FARM INTERESTS VULNERABLE
Since 1993 farmers have benefited from the agreement, evidenced by nearly $9 billion worth of U.S. ag trade headed to Mexico and Canada that first year, and growing ever since to nearly $40 billion in 2015. In modern times, corn, soybeans, rice, beef, pork and poultry represent some of the leading exports for U.S. producers. These same producers will be watching for developments this week when trade representatives and their teams open the first of seven rounds of talks scheduled to take place at three week intervals to give time for trade officials to report to and consult with their respective governments.
Kevin Skunes, a leader of the National Corn Growers Association, says U.S. ag exports account for at least one-third of U.S. corn farmer's income. American corn exports to Canada and Mexico have not only benefited U.S. farmers but has supported over 25,000 jobs and provided income for about 300,000 farmers and farm workers.

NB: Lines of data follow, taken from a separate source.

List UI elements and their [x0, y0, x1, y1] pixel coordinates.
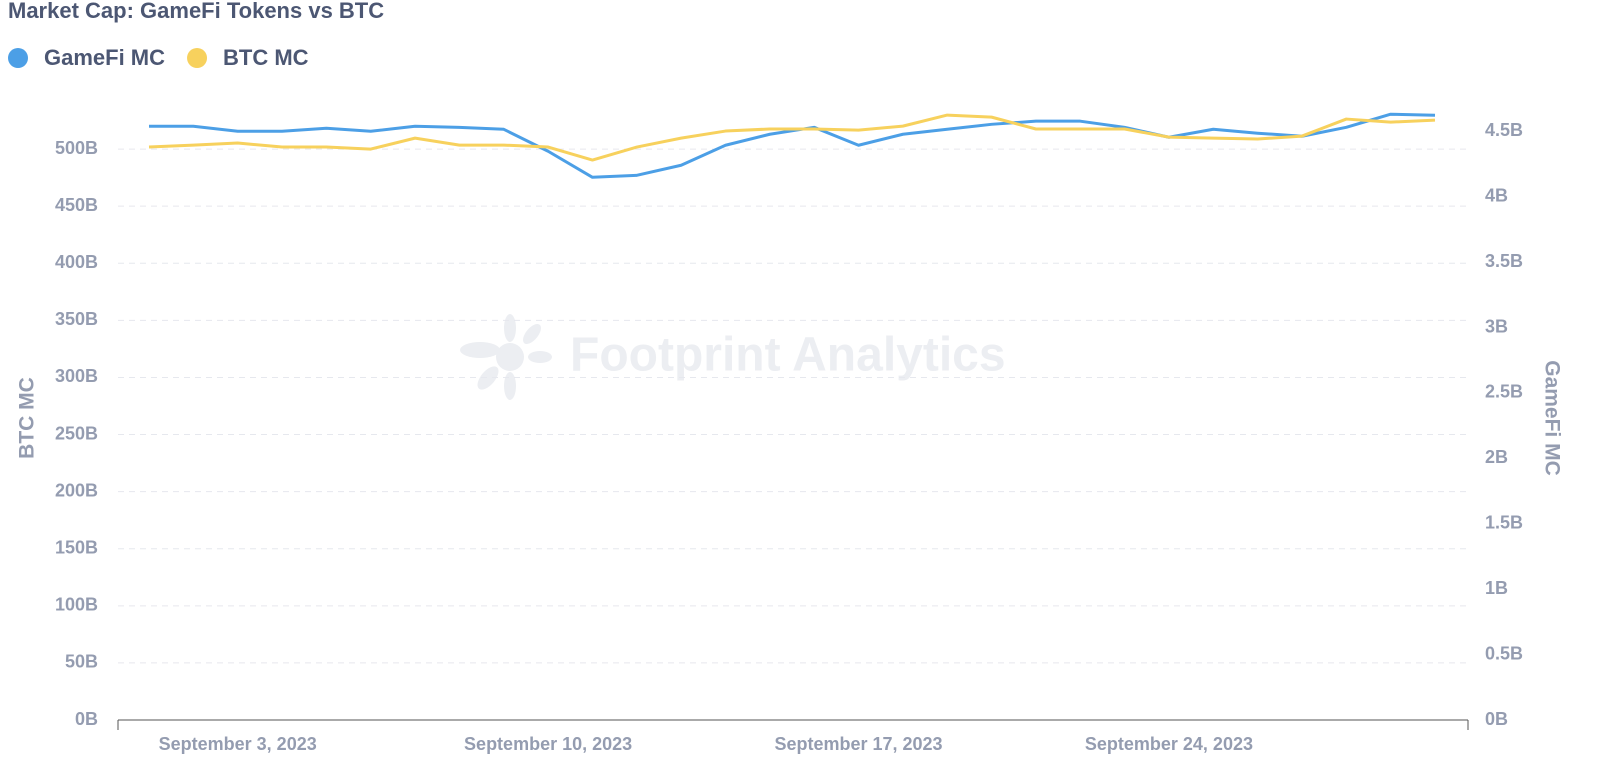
y-tick-label: 50B — [65, 652, 98, 672]
legend-marker — [8, 48, 28, 68]
legend-marker — [187, 48, 208, 68]
y2-tick-label: 2B — [1485, 447, 1508, 467]
y2-tick-label: 0.5B — [1485, 643, 1523, 663]
legend-label: BTC MC — [223, 45, 309, 70]
y2-tick-label: 1B — [1485, 578, 1508, 598]
y-tick-label: 500B — [55, 138, 98, 158]
chart-title: Market Cap: GameFi Tokens vs BTC — [8, 0, 384, 23]
y2-tick-label: 0B — [1485, 709, 1508, 729]
y2-axis-title: GameFi MC — [1540, 360, 1563, 476]
y2-tick-label: 4.5B — [1485, 120, 1523, 140]
y-tick-label: 450B — [55, 195, 98, 215]
watermark-logo — [460, 314, 552, 400]
y2-tick-label: 1.5B — [1485, 513, 1523, 533]
legend-label: GameFi MC — [44, 45, 165, 70]
y2-tick-label: 4B — [1485, 185, 1508, 205]
y2-tick-label: 2.5B — [1485, 382, 1523, 402]
y-tick-label: 200B — [55, 480, 98, 500]
y-tick-label: 150B — [55, 537, 98, 557]
watermark: Footprint Analytics — [570, 329, 1006, 382]
y2-tick-label: 3B — [1485, 316, 1508, 336]
y2-tick-label: 3.5B — [1485, 251, 1523, 271]
y-tick-label: 350B — [55, 309, 98, 329]
y-axis-title: BTC MC — [16, 377, 39, 459]
x-tick-label: September 24, 2023 — [1085, 734, 1253, 754]
series-line — [148, 113, 1436, 162]
y-tick-label: 100B — [55, 595, 98, 615]
x-tick-label: September 10, 2023 — [464, 734, 632, 754]
y-tick-label: 0B — [75, 709, 98, 729]
series-line — [149, 112, 1436, 179]
y-tick-label: 300B — [55, 366, 98, 386]
y-tick-label: 250B — [55, 423, 98, 443]
x-tick-label: September 3, 2023 — [159, 734, 317, 754]
x-tick-label: September 17, 2023 — [774, 734, 942, 754]
y-tick-label: 400B — [55, 252, 98, 272]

The U.S. livestock industry also leans heavily on exports to Mexico and Canada. About 300,000 head of cattle a year, for example, pass from one country to another, most are calves from Chihuahua in Northern Mexico. These calves take up residence on U.S. ranches, and graze on greener pastures in Texas, New Mexico and Arizona until they are slaughtered for domestic consumption or export. In all, U.S. beef exports to Mexico reached almost $1 billion last year.
In similar fashion, a lot of pork crosses the U.S.-Canadian border each year. Nearly 4 million Canadian piglets were moved across the border to be raised and fattened in Minnesota and Iowa before being slaughtered and processed; some of that pork moved back across the border to Canada as a U.S. export.
TRI-LATERAL BORDER TRADE
For many U.S. farmers and agriculture producers, the bottom line is that a great deal of commerce moves both ways across both the Mexican and Canadian borders thanks to NAFTA, and any changes that might upset that apple cart could threaten U.S. agriculture and dependence on tri-lateral trade in North America.

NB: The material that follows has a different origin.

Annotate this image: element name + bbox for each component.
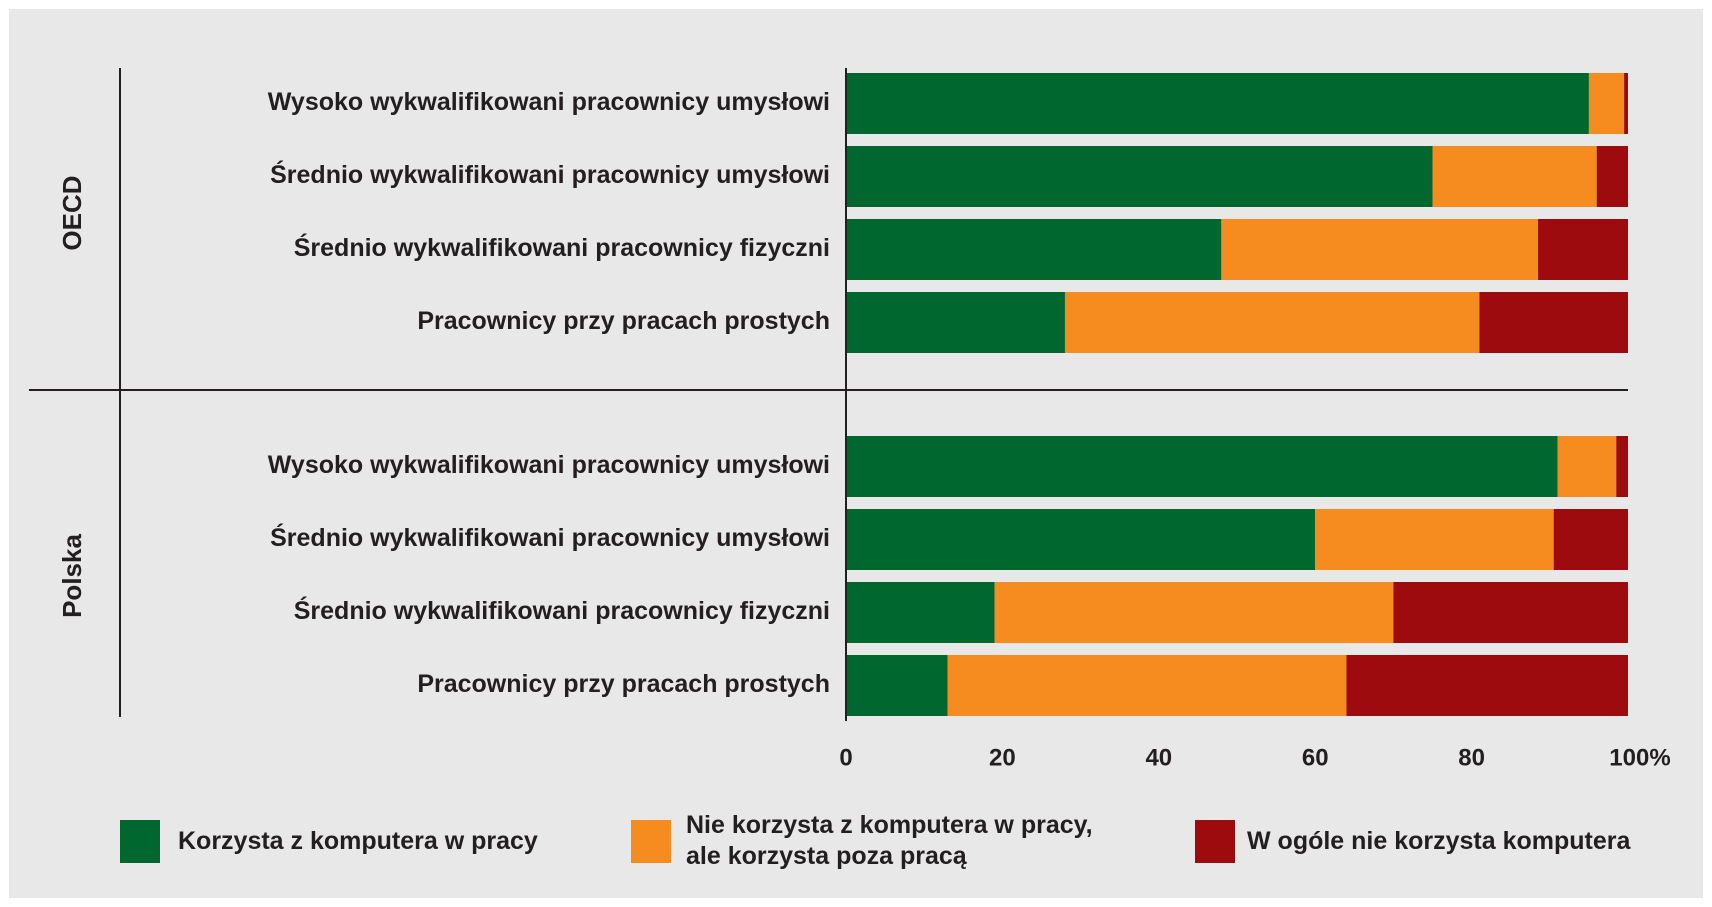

Other trade issue concerns will be on the line when negotiators convene this week. One sleeper topic may well be the controversy over the independent NAFTA panel that rules on anti-dumping duties under the current trade agreement. The panel considers grievances expressed by a trading partner when it suspects one or more of its trading partners of unfair trade.

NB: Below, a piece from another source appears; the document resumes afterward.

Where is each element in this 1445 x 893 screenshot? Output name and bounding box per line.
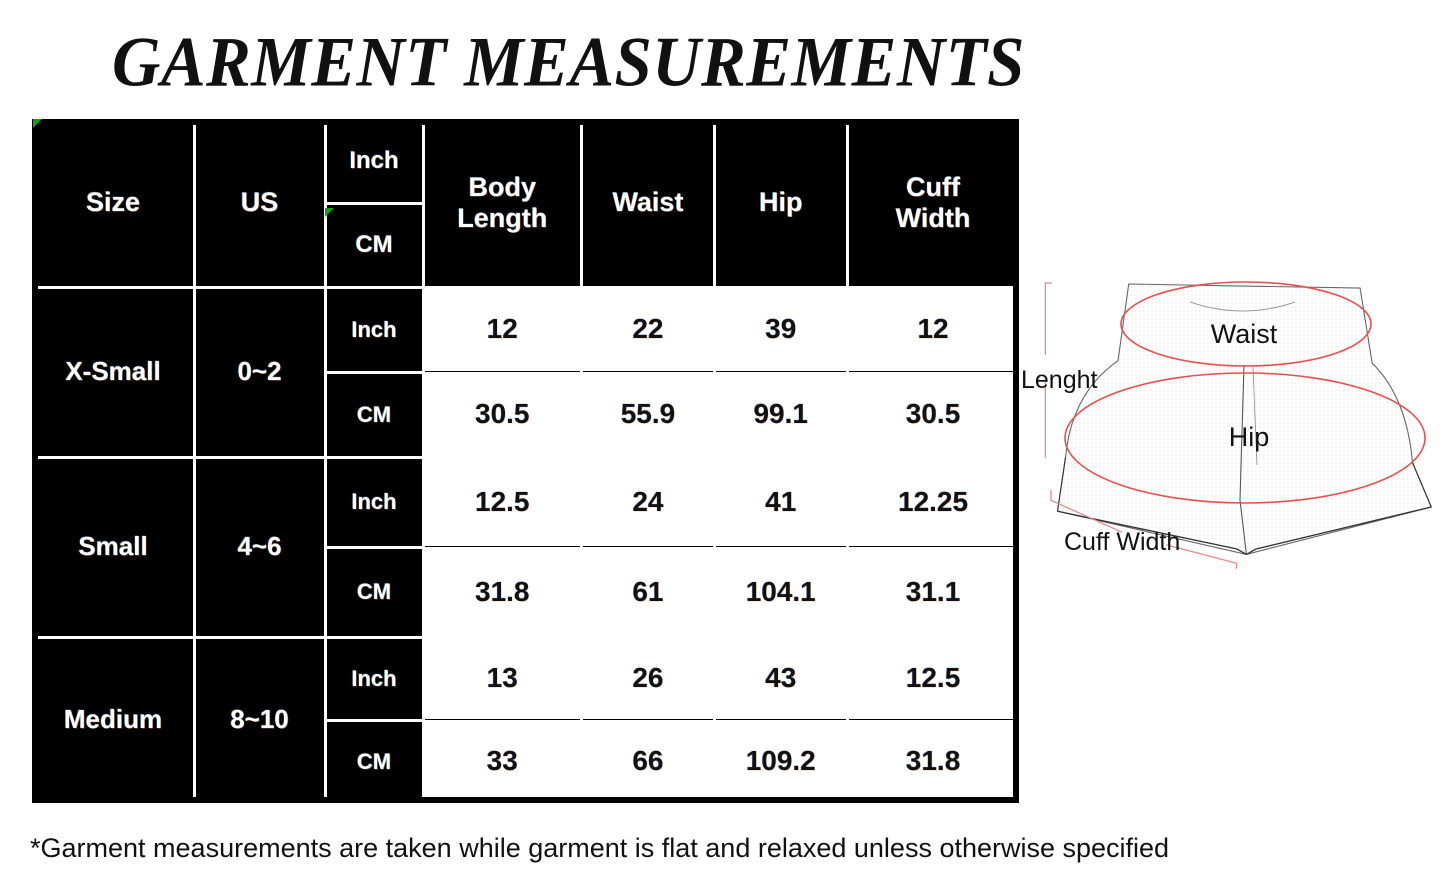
svg-text:Waist: Waist — [1211, 319, 1278, 349]
svg-text:Cuff Width: Cuff Width — [1064, 528, 1180, 556]
svg-text:Lenght: Lenght — [1021, 366, 1098, 394]
svg-text:Hip: Hip — [1229, 422, 1270, 452]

Some U.S. industry representatives have expressed concern, arguing decisions passed down by such a panel could conflict with U.S. court decisions. One such panel earlier this year heard a U.S. grievance and ruled in favor of Canada on an issue involving U.S. duties on softwood lumber. The panel ruled the duties were illegal, contrary to the opinion of the Trump administration and U.S. industry arguments.